Although he ached to hear her voice, Jacob decided not to place the call. He knew Bethany would be furious at him when she heard the news. Better to put the scene off for a few days, he decided, and pray for a miracle.

Instead, he called the hotel room just down the hall. Marco arrived within minutes.

“If this works, we’ll both be heading home,” he said as he settled into the chair in front of the computer. “Maybe even as early as next week.”

“What is this anyways?” Jacob watched him load an unlabeled disk into the laptop’s CD drive.

“Wait a minute.” Marco opened a file and turned the screen so Jacob could read it. “Check this out.”

“‘Dear Sir,’” Jacob read outloud. “‘I am Mr. Bala Reyima, accountant in the Nigerian National Petroleum Corporation and I head a seven-man tenders committee in charge of – ’ Marco, what the hell is this?”

“Keep reading,” Marco urged.

“It’s like seven pages long.”

“Okay, basically what’s going on is, I send this letter to a ton of people. That’s no problem since the kit came with a mailing list of a few thousand email addresses. If even one of them responds and sends me twenty grand, we’re flying first class back to Cincinnati.”

“I don’t understand. Why would anyone send you that much money?”

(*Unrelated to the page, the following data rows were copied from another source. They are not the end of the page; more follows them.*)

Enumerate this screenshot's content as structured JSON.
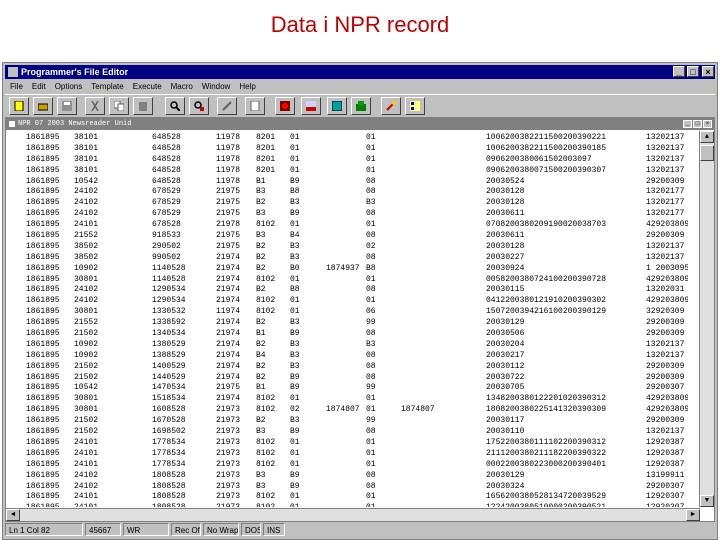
{
  "slide_title": "Data i NPR record",
  "window": {
    "title": "Programmer's File Editor"
  },
  "menu": [
    "File",
    "Edit",
    "Options",
    "Template",
    "Execute",
    "Macro",
    "Window",
    "Help"
  ],
  "toolbar_icons": [
    "new-file-icon",
    "open-folder-icon",
    "save-icon",
    "cut-icon",
    "copy-icon",
    "paste-icon",
    "find-icon",
    "find-next-icon",
    "replace-icon",
    "print-icon",
    "record-icon",
    "msdos-icon",
    "window-icon",
    "help-icon",
    "wrench-icon",
    "line-number-icon"
  ],
  "child_window": {
    "title": "NPR 07 2003 Newsreader Unid"
  },
  "rows": [
    [
      "1861895",
      "38101",
      "648528",
      "11978",
      "8201",
      "01",
      "",
      "01",
      "",
      "1006200382211500200390221",
      "13202137"
    ],
    [
      "1861895",
      "38101",
      "648528",
      "11978",
      "8201",
      "01",
      "",
      "01",
      "",
      "1006200382211500200390185",
      "13202137"
    ],
    [
      "1861895",
      "38101",
      "648528",
      "11978",
      "8201",
      "01",
      "",
      "01",
      "",
      "0906200380061502003097",
      "13202137"
    ],
    [
      "1861895",
      "38101",
      "648528",
      "11978",
      "8201",
      "01",
      "",
      "01",
      "",
      "0906200380071500200390307",
      "13202137"
    ],
    [
      "1861895",
      "10542",
      "648528",
      "11978",
      "B1",
      "B9",
      "",
      "08",
      "",
      "20030524",
      "29200309"
    ],
    [
      "1861895",
      "24102",
      "678529",
      "21975",
      "B3",
      "B8",
      "",
      "08",
      "",
      "20030128",
      "13202177"
    ],
    [
      "1861895",
      "24102",
      "678529",
      "21975",
      "B2",
      "B3",
      "",
      "B3",
      "",
      "20030128",
      "13202177"
    ],
    [
      "1861895",
      "24102",
      "678529",
      "21975",
      "B3",
      "B9",
      "",
      "08",
      "",
      "20030611",
      "13202177"
    ],
    [
      "1861895",
      "24101",
      "678528",
      "21978",
      "8102",
      "01",
      "",
      "01",
      "",
      "0708200380209190020038703",
      "4292038096"
    ],
    [
      "1861895",
      "21552",
      "918533",
      "21975",
      "B3",
      "B4",
      "",
      "08",
      "",
      "20030611",
      "29200309"
    ],
    [
      "1861895",
      "38502",
      "290502",
      "21975",
      "B2",
      "B3",
      "",
      "02",
      "",
      "20030128",
      "13202137"
    ],
    [
      "1861895",
      "38502",
      "990502",
      "21974",
      "B2",
      "B3",
      "",
      "08",
      "",
      "20030227",
      "13202137"
    ],
    [
      "1861895",
      "10902",
      "1140528",
      "21974",
      "B2",
      "B0",
      "1874937",
      "B8",
      "",
      "20030924",
      "1 2003095"
    ],
    [
      "1861895",
      "30801",
      "1140528",
      "21974",
      "8102",
      "01",
      "",
      "01",
      "",
      "0058200380724100200390728",
      "4292038099"
    ],
    [
      "1861895",
      "24102",
      "1290534",
      "21974",
      "B2",
      "B8",
      "",
      "08",
      "",
      "20030115",
      "13202031"
    ],
    [
      "1861895",
      "24102",
      "1290534",
      "21974",
      "8102",
      "01",
      "",
      "01",
      "",
      "0412200380121910200390302",
      "4292038098"
    ],
    [
      "1861895",
      "30801",
      "1330532",
      "11974",
      "8102",
      "01",
      "",
      "06",
      "",
      "1507200394216100200390129",
      "32920309"
    ],
    [
      "1861895",
      "21552",
      "1338592",
      "21974",
      "B2",
      "B3",
      "",
      "99",
      "",
      "20030129",
      "29200309"
    ],
    [
      "1861895",
      "21502",
      "1340534",
      "21974",
      "B1",
      "B9",
      "",
      "08",
      "",
      "20030506",
      "29200309"
    ],
    [
      "1861895",
      "10902",
      "1380529",
      "21974",
      "B2",
      "B3",
      "",
      "B3",
      "",
      "20030204",
      "13202137"
    ],
    [
      "1861895",
      "10902",
      "1388529",
      "21974",
      "B4",
      "B3",
      "",
      "08",
      "",
      "20030217",
      "13202137"
    ],
    [
      "1861895",
      "21502",
      "1400529",
      "21974",
      "B2",
      "B3",
      "",
      "08",
      "",
      "20030112",
      "29200309"
    ],
    [
      "1861895",
      "21502",
      "1440529",
      "21974",
      "B2",
      "B9",
      "",
      "08",
      "",
      "20030722",
      "29200309"
    ],
    [
      "1861895",
      "10542",
      "1470534",
      "21975",
      "B1",
      "B9",
      "",
      "99",
      "",
      "20030705",
      "29200307"
    ],
    [
      "1861895",
      "30801",
      "1518534",
      "21974",
      "8102",
      "01",
      "",
      "01",
      "",
      "1348200380122201020390312",
      "4292038099"
    ],
    [
      "1861895",
      "30801",
      "1608528",
      "21973",
      "8102",
      "02",
      "1874807",
      "01",
      "1874807",
      "1808200380225141320390309",
      "4292038099"
    ],
    [
      "1861895",
      "21502",
      "1670528",
      "21973",
      "B2",
      "B3",
      "",
      "99",
      "",
      "20030117",
      "29200309"
    ],
    [
      "1861895",
      "21502",
      "1698502",
      "21973",
      "B3",
      "B9",
      "",
      "08",
      "",
      "20030110",
      "13202137"
    ],
    [
      "1861895",
      "24101",
      "1778534",
      "21973",
      "8102",
      "01",
      "",
      "01",
      "",
      "1752200380111102200390312",
      "12920387"
    ],
    [
      "1861895",
      "24101",
      "1778534",
      "21973",
      "8102",
      "01",
      "",
      "01",
      "",
      "2111200380211182200390322",
      "12920387"
    ],
    [
      "1861895",
      "24101",
      "1778534",
      "21973",
      "8102",
      "01",
      "",
      "01",
      "",
      "0002200380223000200390401",
      "12920387"
    ],
    [
      "1861895",
      "24102",
      "1808528",
      "21973",
      "B3",
      "B9",
      "",
      "08",
      "",
      "20030129",
      "13199911"
    ],
    [
      "1861895",
      "24102",
      "1808528",
      "21973",
      "B3",
      "B9",
      "",
      "08",
      "",
      "20030324",
      "29200307"
    ],
    [
      "1861895",
      "24101",
      "1808528",
      "21973",
      "8102",
      "01",
      "",
      "01",
      "",
      "1656200380528134720039529",
      "12920307"
    ],
    [
      "1861895",
      "24101",
      "1808528",
      "21973",
      "8102",
      "01",
      "",
      "01",
      "",
      "1224200380510000200390521",
      "12920307"
    ]
  ],
  "status": {
    "position": "Ln 1 Col 82",
    "code": "45667",
    "wrap": "WR",
    "mode": "Rec Off",
    "flags": "No Wrap",
    "encoding": "DOS",
    "ins": "INS"
  }
}
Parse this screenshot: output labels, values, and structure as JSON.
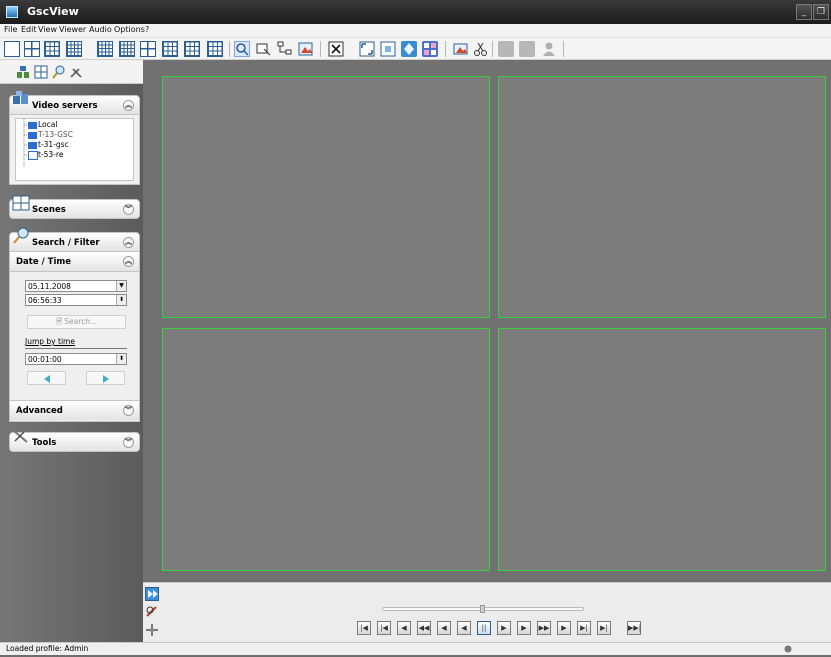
{
  "window": {
    "title": "GscView"
  },
  "menu": [
    "File",
    "Edit",
    "View",
    "Viewer",
    "Audio",
    "Options",
    "?"
  ],
  "toolbar_icons": [
    "layout-1x1-icon",
    "layout-2x2-icon",
    "layout-3x3-icon",
    "layout-4x4-icon",
    "layout-5x5-icon",
    "layout-1plus5-icon",
    "layout-1plus7-icon",
    "layout-1plus12-icon",
    "layout-border-icon",
    "zoom-icon",
    "snapshot-icon",
    "tree-icon",
    "bookmark-icon",
    "close-viewer-icon",
    "fullscreen-icon",
    "window-icon",
    "sync-icon",
    "grid-icon",
    "export-icon",
    "scissors-icon",
    "disk-icon",
    "archive-icon",
    "user-icon"
  ],
  "sidebar": {
    "video_servers": {
      "title": "Video servers",
      "items": [
        "Local",
        "T-13-GSC",
        "t-31-gsc",
        "t-53-re"
      ]
    },
    "scenes": {
      "title": "Scenes"
    },
    "search_filter": {
      "title": "Search / Filter",
      "date_time": {
        "title": "Date / Time",
        "date": "05.11.2008",
        "time": "06:56:33",
        "search_button": "Search...",
        "jump_label": "Jump by time",
        "jump_value": "00:01:00"
      },
      "advanced": {
        "title": "Advanced"
      }
    },
    "tools": {
      "title": "Tools"
    }
  },
  "status": {
    "text": "Loaded profile: Admin"
  },
  "colors": {
    "tile_border": "#39d13b",
    "accent": "#2b5f8f"
  }
}
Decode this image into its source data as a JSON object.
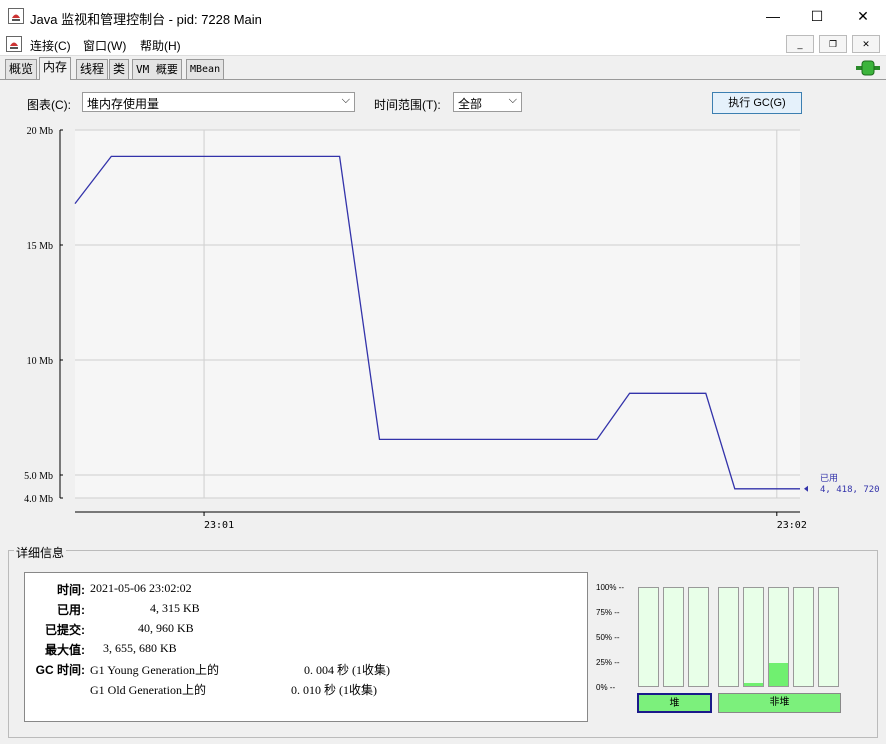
{
  "window": {
    "title": "Java 监视和管理控制台 - pid: 7228 Main",
    "minimize": "—",
    "maximize": "☐",
    "close": "✕"
  },
  "menu": {
    "items": [
      "连接(C)",
      "窗口(W)",
      "帮助(H)"
    ],
    "mdi_min": "_",
    "mdi_restore": "❐",
    "mdi_close": "✕"
  },
  "tabs": [
    "概览",
    "内存",
    "线程",
    "类",
    "VM 概要",
    "MBean"
  ],
  "active_tab": "内存",
  "controls": {
    "chart_label": "图表(C):",
    "chart_value": "堆内存使用量",
    "range_label": "时间范围(T):",
    "range_value": "全部",
    "gc_button": "执行 GC(G)"
  },
  "chart_data": {
    "type": "line",
    "y_tick_labels": [
      "20 Mb",
      "15 Mb",
      "10 Mb",
      "5.0 Mb",
      "4.0 Mb"
    ],
    "y_ticks": [
      20,
      15,
      10,
      5.0,
      4.0
    ],
    "ylim": [
      4.0,
      20.0
    ],
    "x_tick_labels": [
      "23:01",
      "23:02"
    ],
    "series": [
      {
        "x": [
          0,
          0.05,
          0.365,
          0.42,
          0.72,
          0.765,
          0.87,
          0.91,
          1.0
        ],
        "values": [
          16.8,
          18.85,
          18.85,
          6.55,
          6.55,
          8.55,
          8.55,
          4.4,
          4.4
        ],
        "color": "#3333aa"
      }
    ],
    "marker_label": "已用",
    "marker_value": "4, 418, 720",
    "grid": true
  },
  "details": {
    "title": "详细信息",
    "time_label": "时间:",
    "time_value": "2021-05-06 23:02:02",
    "used_label": "已用:",
    "used_value": "4, 315 KB",
    "committed_label": "已提交:",
    "committed_value": "40, 960 KB",
    "max_label": "最大值:",
    "max_value": "3, 655, 680 KB",
    "gc_label": "GC 时间:",
    "gc1_name": "G1 Young Generation上的",
    "gc1_value": "0. 004 秒 (1收集)",
    "gc2_name": "G1 Old Generation上的",
    "gc2_value": "0. 010 秒 (1收集)"
  },
  "pools": {
    "pct_labels": [
      "100% --",
      "75% --",
      "50% --",
      "25% --",
      "0% --"
    ],
    "heap_fill": [
      0.0,
      0.0,
      0.0
    ],
    "nonheap_fill": [
      0.0,
      0.03,
      0.23,
      0.0,
      0.0
    ],
    "heap_label": "堆",
    "nonheap_label": "非堆"
  }
}
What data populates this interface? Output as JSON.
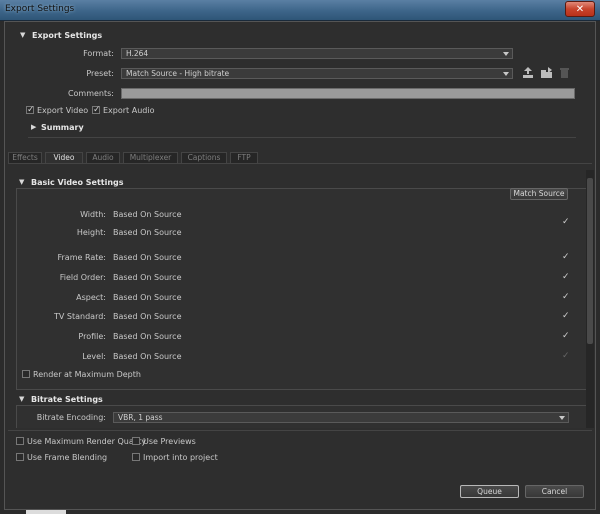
{
  "window": {
    "title": "Export Settings",
    "close_label": "✕"
  },
  "export_settings": {
    "header": "Export Settings",
    "format_label": "Format:",
    "format_value": "H.264",
    "preset_label": "Preset:",
    "preset_value": "Match Source - High bitrate",
    "comments_label": "Comments:",
    "comments_value": "",
    "export_video_label": "Export Video",
    "export_audio_label": "Export Audio",
    "summary_label": "Summary"
  },
  "tabs": [
    "Effects",
    "Video",
    "Audio",
    "Multiplexer",
    "Captions",
    "FTP"
  ],
  "basic_video": {
    "header": "Basic Video Settings",
    "match_source_label": "Match Source",
    "rows": [
      {
        "label": "Width:",
        "value": "Based On Source"
      },
      {
        "label": "Height:",
        "value": "Based On Source"
      },
      {
        "label": "Frame Rate:",
        "value": "Based On Source"
      },
      {
        "label": "Field Order:",
        "value": "Based On Source"
      },
      {
        "label": "Aspect:",
        "value": "Based On Source"
      },
      {
        "label": "TV Standard:",
        "value": "Based On Source"
      },
      {
        "label": "Profile:",
        "value": "Based On Source"
      },
      {
        "label": "Level:",
        "value": "Based On Source"
      }
    ],
    "render_max_depth_label": "Render at Maximum Depth"
  },
  "bitrate": {
    "header": "Bitrate Settings",
    "encoding_label": "Bitrate Encoding:",
    "encoding_value": "VBR, 1 pass"
  },
  "options": {
    "max_render_quality": "Use Maximum Render Quality",
    "use_previews": "Use Previews",
    "frame_blending": "Use Frame Blending",
    "import_into_project": "Import into project"
  },
  "footer": {
    "queue_label": "Queue",
    "cancel_label": "Cancel"
  }
}
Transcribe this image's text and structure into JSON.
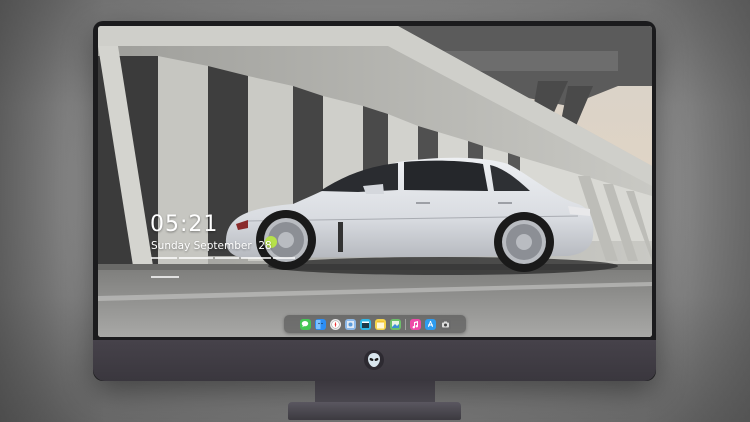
{
  "lockscreen": {
    "time": "05:21",
    "date": "Sunday September  28"
  },
  "dock": {
    "apps": [
      {
        "name": "messages-icon",
        "color": "#45c655"
      },
      {
        "name": "finder-icon",
        "color": "#2c8ef5"
      },
      {
        "name": "safari-icon",
        "color": "#e8e8e8"
      },
      {
        "name": "preview-icon",
        "color": "#8cb8e8"
      },
      {
        "name": "clapper-icon",
        "color": "#2fb8e8"
      },
      {
        "name": "notes-icon",
        "color": "#f5d44a"
      },
      {
        "name": "photos-icon",
        "color": "#6cc06a"
      },
      {
        "name": "music-icon",
        "color": "#ee4aa8"
      },
      {
        "name": "app-store-icon",
        "color": "#2e9cf0"
      },
      {
        "name": "camera-icon",
        "color": "#6b6b6b"
      }
    ]
  }
}
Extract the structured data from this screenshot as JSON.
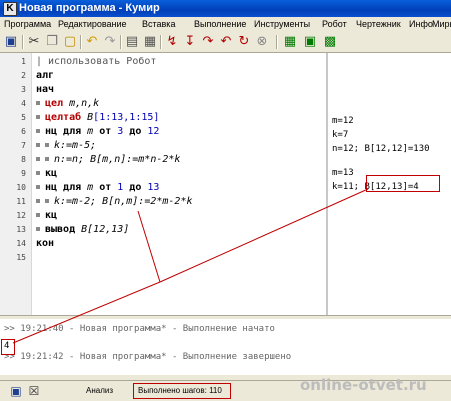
{
  "window": {
    "icon_letter": "K",
    "title": "Новая программа - Кумир"
  },
  "menu": [
    "Программа",
    "Редактирование",
    "Вставка",
    "Выполнение",
    "Инструменты",
    "Робот",
    "Чертежник",
    "Инфо",
    "Миры"
  ],
  "toolbar_icons": [
    "save-icon",
    "cut-icon",
    "copy-icon",
    "paste-icon",
    "undo-icon",
    "redo-icon",
    "document-icon",
    "properties-icon",
    "run-icon",
    "step-icon",
    "step-into-icon",
    "step-out-icon",
    "stop-icon",
    "grid-icon",
    "field-icon",
    "robot-grid-icon"
  ],
  "editor": {
    "line_numbers": [
      "1",
      "2",
      "3",
      "4",
      "5",
      "6",
      "7",
      "8",
      "9",
      "10",
      "11",
      "12",
      "13",
      "14",
      "15"
    ],
    "lines": {
      "l1": "| использовать Робот",
      "l2": "алг",
      "l3": "нач",
      "l4_kw": "цел",
      "l4_rest": " m,n,k",
      "l5_kw": "целтаб",
      "l5_arr": " B",
      "l5_rest": "[1:13,1:15]",
      "l6_kw": "нц для",
      "l6_var": " m ",
      "l6_from": "от",
      "l6_a": " 3 ",
      "l6_to": "до",
      "l6_b": " 12",
      "l7": "k:=m-5;",
      "l8_a": "n:=n; ",
      "l8_b": "B[m,n]:=m*n-2*k",
      "l9": "кц",
      "l10_kw": "нц для",
      "l10_var": " m ",
      "l10_from": "от",
      "l10_a": " 1 ",
      "l10_to": "до",
      "l10_b": " 13",
      "l11_a": "k:=m-2; ",
      "l11_b": "B[n,m]:=2*m-2*k",
      "l12": "кц",
      "l13_kw": "вывод",
      "l13_rest": " B[12,13]",
      "l14": "кон"
    }
  },
  "margin_output": {
    "r1": "m=12",
    "r2": "k=7",
    "r3": "n=12; B[12,12]=130",
    "r4": "m=13",
    "r5a": "k=11; ",
    "r5b": "B[12,13]=4"
  },
  "console": {
    "line1": ">> 19:21:40 - Новая программа* - Выполнение начато",
    "output_value": "4",
    "line2": ">> 19:21:42 - Новая программа* - Выполнение завершено"
  },
  "status": {
    "mode": "Анализ",
    "steps": "Выполнено шагов: 110"
  },
  "watermark": "online-otvet.ru",
  "colors": {
    "annotation_red": "#c00000",
    "keyword_red": "#b40000",
    "titlebar_blue": "#0a5fdb"
  }
}
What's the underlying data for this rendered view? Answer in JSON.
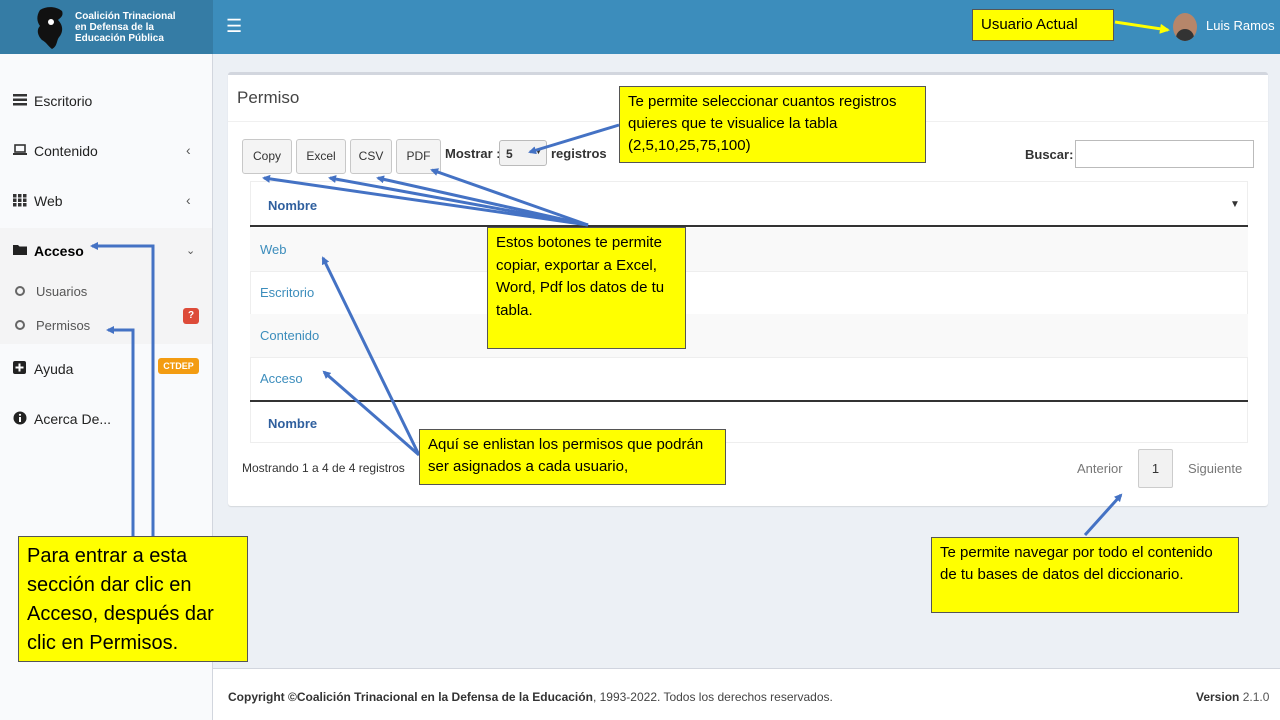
{
  "header": {
    "logo_line1": "Coalición Trinacional",
    "logo_line2": "en Defensa de la",
    "logo_line3": "Educación Pública",
    "menu_icon": "hamburger-icon",
    "user_name": "Luis Ramos"
  },
  "sidebar": {
    "items": [
      {
        "label": "Escritorio",
        "icon": "list-icon"
      },
      {
        "label": "Contenido",
        "icon": "laptop-icon"
      },
      {
        "label": "Web",
        "icon": "grid-icon"
      },
      {
        "label": "Acceso",
        "icon": "folder-icon"
      },
      {
        "label": "Ayuda",
        "icon": "plus-square-icon"
      },
      {
        "label": "Acerca De...",
        "icon": "info-icon"
      }
    ],
    "subitems": [
      {
        "label": "Usuarios"
      },
      {
        "label": "Permisos"
      }
    ],
    "ayuda_badge": "?",
    "acerca_badge": "CTDEP",
    "colors": {
      "badge_red": "#dd4b39",
      "badge_orange": "#f39c12"
    }
  },
  "main": {
    "title": "Permiso",
    "buttons": {
      "copy": "Copy",
      "excel": "Excel",
      "csv": "CSV",
      "pdf": "PDF"
    },
    "show_label": "Mostrar :",
    "show_value": "5",
    "show_suffix": "registros",
    "search_label": "Buscar:",
    "search_value": "",
    "table": {
      "column": "Nombre",
      "rows": [
        "Web",
        "Escritorio",
        "Contenido",
        "Acceso"
      ],
      "footer_column": "Nombre"
    },
    "info": "Mostrando 1 a 4 de 4 registros",
    "pagination": {
      "prev": "Anterior",
      "page": "1",
      "next": "Siguiente"
    }
  },
  "footer": {
    "copyright_prefix": "Copyright ©",
    "org": "Coalición Trinacional en la Defensa de la Educación",
    "copyright_suffix": ", 1993-2022. Todos los derechos reservados.",
    "version_label": "Version",
    "version_value": "2.1.0"
  },
  "callouts": {
    "user": "Usuario Actual",
    "select": "Te permite seleccionar cuantos registros quieres que te visualice la tabla (2,5,10,25,75,100)",
    "buttons": "Estos botones te permite copiar, exportar a Excel, Word, Pdf los datos de tu tabla.",
    "list": "Aquí se enlistan los permisos que podrán ser asignados a cada usuario,",
    "access": "Para entrar a esta sección dar clic en Acceso, después dar clic en Permisos.",
    "navigation": "Te permite navegar por todo el contenido de tu bases de datos del diccionario."
  },
  "colors": {
    "header": "#3c8dbc",
    "logo_bg": "#357ca5",
    "callout": "#ffff00",
    "arrow_blue": "#4472c4",
    "arrow_yellow": "#ffff00"
  }
}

“Because I’m promising them six million dollars.”

“What?”

“Well, not me,” Marco conceded. “Bala Reyima, accountant in the Nigerian National Petroleum Corporation.”

“I don’t understand.”

“Okay, the letter says there was this guy who has twelve million dollars worth of stock in the company Mr. Reyima works for. He died without leaving a will or any beneficiaries. So we need someone to claim to be this dead guy’s heir to take control of the stock and cash them out. In exchange for doing this, he gets half the value. That’s what the letter says.”

“So where does the twenty thousand dollars come in?” Jacob’s head was spinning in confusion.

“Well, there are lawyers to pay, palms to grease, fees for paperwork that must be paid, that sort of thing.”

“So who is going to get the other six million?”

Marco rolled his eyes.

“There is no other six million. The entire thing is made up.”

“So you’re just trying to steal someone’s money?”

“Hey, the only people who will send anything aren’t above stealing themselves. They’re not related to the dead guy. They don’t deserve the money. What the saying – ‘you can’t cheat an honest man?”

Jacob sat down heavily and stared at his hands.

“I don’t know. It feels wrong.”

“Okay, look. Would you really rather be doing grunt work for Dr. Bean for the next six months instead of taking Bethany out to dinner? What did Bethany say when you told her you weren’t coming back for a while, anyway?”

“I haven’t told her yet,” Jacob admitted. “I was hoping something would come up.”

“Well something has,” Marco insisted. “Anyone who falls for this doesn’t deserve to have that much money. And we’re doing it by email, so it’s not like there will be little old grandma types falling for it.”

“Okay,” Jacob said. He suddenly felt very cold. “Send it, just don’t take any money from someone who needs it more than you do.”

“You’re a real Robin Hood.” Marco turned back to the computer gleefully.